I had returned to within a block
I had returned to within a block
of the state capitol building
in madison, wisconsin,
on this warm summer wednesday evening
in the middle of a week there for a work conference,
after having walked all the way up to
james madison park on the shore of lake mendota
and then over to the magnificent edgewater hotel
and back past beautiful old homes
being repaired to be rented out to college students soon,
retracing my steps down langdon and carroll back to an area
I’d already begun to get familiar with
over the course of the last several days —
and yet here I was teetering on the edge of the curb, confused,
facing the big white dome straight ahead
with its X of attached legislative buildings pointing to side streets
including one to my left with the thin beige wedge
of the wisconsin vererans museum on the corner
and another to my right featuring the big glass facade
of the wisconsin historical museum,
and it was while trying to remember whether
a veggie burger place I’d passed earlier
had been nearby here or blocks back on state street
that a short-haired, nicely-dressed, retirement-aged lady
came up behind me and said something strange.
without a salutation or preamble, she addressed me thus:
“thank you for waving us on.”
I turned and said something like “oh? what?”
she explained that half a block back, I’d paused on the sidewalk
and indicated she and her husband
could pull their car into the parking garage
I could see they were trying to enter.
I demurred that it was no problem, she thanked me again
then walked back to where her husband waited,
and I stepped off the curb and continued toward the capitol,
before I consulted my phone and realized I needed to double back
to get to the veggie burger place.
by the time I had ordered food there, though,
and set down my backpack and shaken out my sweaty shirt,
my memory had already changed what I had heard that lady say.
in between texting with my girlfriend
and mapping the walk back to my hotel
and choosing conference workshops
to attend the next day, all while eating
and assessing the mess I was making,
my mind was mulling over the profound implications
of what it turned out I hadn’t actually heard.
our minds are primed to reframe and rephrase what we take in
to buttress what we’ve already been heavily dwelling on,
and in most cases this nearly quotidian phenomenon
goes unnoticed — leading though, of course,
to a ripple effect of further such ossified overlaid templates —
and it was only because the next day
I happened to be given a germane prompt for reflection
that I realized my mistake in this case,
taking my inclination to extrapolate deep thoughts here
in a whole new direction.
in the big auditorium the next morning,
as part of her presentation, a guest speaker on the topic
of diversity, equity, and inclusion in the world of philanthropy
asked us to turn to the person next to us and,
while maintaining firm eye contact,
ask and respond to several vulnerable questions.
I only remember the question that is relevant here,
which was: “what was the last kind thing you did for someone?”
with the added constraint of being able to look nowhere
but into my coworker helena’s eyes —
because unlike most others there, we wore masks inside —
I told her about my little good samaritan moment
uptown the evening before.
but I had to stop and regroup internally
before completing the story,
because I caught myself about to say that the woman had said
“thank you for letting us go,”
and suddenly I knew that wasn’t true.
but how wonderful would that be, if at an unexpected moment
a stranger were to appear and, speaking on behalf of everyone
whose curtailed roles in our lives we never got resolution on,
expressed gratitude for our finally being able to
move on from all the pain and uncertainty they’d caused?
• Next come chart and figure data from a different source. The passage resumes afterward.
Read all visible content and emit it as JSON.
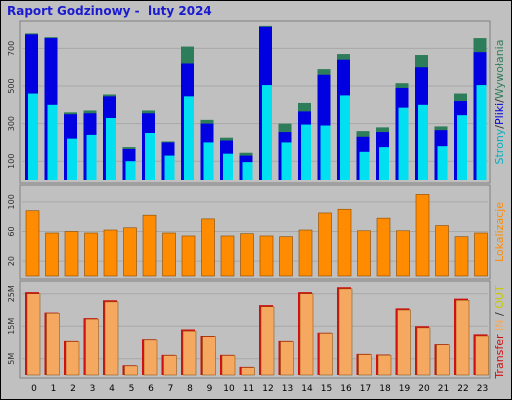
{
  "page_title": "Raport Godzinowy -  luty 2024",
  "colors": {
    "background": "#c0c0c0",
    "panel": "#c0c0c0",
    "hits": "#2e7d5a",
    "files": "#0000e0",
    "pages": "#00e0f0",
    "visits": "#ff8c00",
    "transfer_out": "#d01010",
    "transfer_in": "#f4a860",
    "title": "#1a1ad0"
  },
  "chart_data": [
    {
      "type": "bar",
      "title": "Raport Godzinowy -  luty 2024",
      "right_label_parts": [
        {
          "text": "Strony",
          "color": "#00b0c0"
        },
        {
          "text": "/",
          "color": "#303030"
        },
        {
          "text": "Pliki",
          "color": "#0000e0"
        },
        {
          "text": "/",
          "color": "#303030"
        },
        {
          "text": "Wywołania",
          "color": "#2e7d5a"
        }
      ],
      "y_ticks": [
        100,
        300,
        500,
        700
      ],
      "ylim": [
        0,
        830
      ],
      "categories": [
        "0",
        "1",
        "2",
        "3",
        "4",
        "5",
        "6",
        "7",
        "8",
        "9",
        "10",
        "11",
        "12",
        "13",
        "14",
        "15",
        "16",
        "17",
        "18",
        "19",
        "20",
        "21",
        "22",
        "23"
      ],
      "series": [
        {
          "name": "Wywołania",
          "values": [
            780,
            760,
            360,
            370,
            455,
            175,
            370,
            205,
            710,
            320,
            225,
            145,
            820,
            300,
            410,
            590,
            670,
            260,
            280,
            515,
            665,
            285,
            460,
            755
          ]
        },
        {
          "name": "Pliki",
          "values": [
            775,
            755,
            350,
            355,
            445,
            165,
            355,
            200,
            620,
            300,
            210,
            130,
            815,
            255,
            365,
            560,
            640,
            230,
            255,
            490,
            600,
            265,
            420,
            680
          ]
        },
        {
          "name": "Strony",
          "values": [
            460,
            400,
            220,
            240,
            330,
            100,
            250,
            130,
            445,
            200,
            140,
            95,
            505,
            200,
            295,
            290,
            450,
            150,
            175,
            385,
            400,
            180,
            345,
            505
          ]
        }
      ]
    },
    {
      "type": "bar",
      "right_label_parts": [
        {
          "text": "Lokalizacje",
          "color": "#ff8c00"
        }
      ],
      "y_ticks": [
        20,
        60,
        100
      ],
      "ylim": [
        0,
        120
      ],
      "categories": [
        "0",
        "1",
        "2",
        "3",
        "4",
        "5",
        "6",
        "7",
        "8",
        "9",
        "10",
        "11",
        "12",
        "13",
        "14",
        "15",
        "16",
        "17",
        "18",
        "19",
        "20",
        "21",
        "22",
        "23"
      ],
      "series": [
        {
          "name": "Lokalizacje",
          "values": [
            88,
            58,
            60,
            58,
            62,
            65,
            82,
            58,
            54,
            77,
            54,
            57,
            54,
            53,
            62,
            85,
            90,
            61,
            78,
            61,
            110,
            68,
            53,
            58
          ]
        }
      ]
    },
    {
      "type": "bar",
      "right_label_parts": [
        {
          "text": "Transfer",
          "color": "#d01010"
        },
        {
          "text": " IN",
          "color": "#f4a860"
        },
        {
          "text": " / ",
          "color": "#303030"
        },
        {
          "text": "OUT",
          "color": "#c8c800"
        }
      ],
      "y_ticks": [
        "5M",
        "15M",
        "25M"
      ],
      "y_tick_values": [
        5,
        15,
        25
      ],
      "ylim": [
        0,
        28
      ],
      "categories": [
        "0",
        "1",
        "2",
        "3",
        "4",
        "5",
        "6",
        "7",
        "8",
        "9",
        "10",
        "11",
        "12",
        "13",
        "14",
        "15",
        "16",
        "17",
        "18",
        "19",
        "20",
        "21",
        "22",
        "23"
      ],
      "series": [
        {
          "name": "OUT",
          "values": [
            25.5,
            19.2,
            10.5,
            17.5,
            23.0,
            3.0,
            11.0,
            6.2,
            14.0,
            12.0,
            6.2,
            2.5,
            21.5,
            10.5,
            25.5,
            13.0,
            27.0,
            6.5,
            6.3,
            20.5,
            15.0,
            9.5,
            23.5,
            12.5
          ]
        },
        {
          "name": "IN",
          "values": [
            25.0,
            19.0,
            10.3,
            17.2,
            22.5,
            2.8,
            10.8,
            6.0,
            13.5,
            11.8,
            6.0,
            2.3,
            21.0,
            10.3,
            25.0,
            12.8,
            26.5,
            6.3,
            6.1,
            20.0,
            14.5,
            9.3,
            23.0,
            12.0
          ]
        }
      ]
    }
  ]
}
we don’t get even half what we need from those
immediately present in our lives — and even when we do,
it often bounces off of the preset framing we tend to with care —
and yet there it comes anyway,
the support we need the most,
in the form of a misunderstood interaction
with a passerby far from home,
or through the act of processing all that by writing something
that, in a further twist, was originally supposed to begin
with the provocative, artistically-challenging first line:
“you can’t set out to solve anything with a poem.”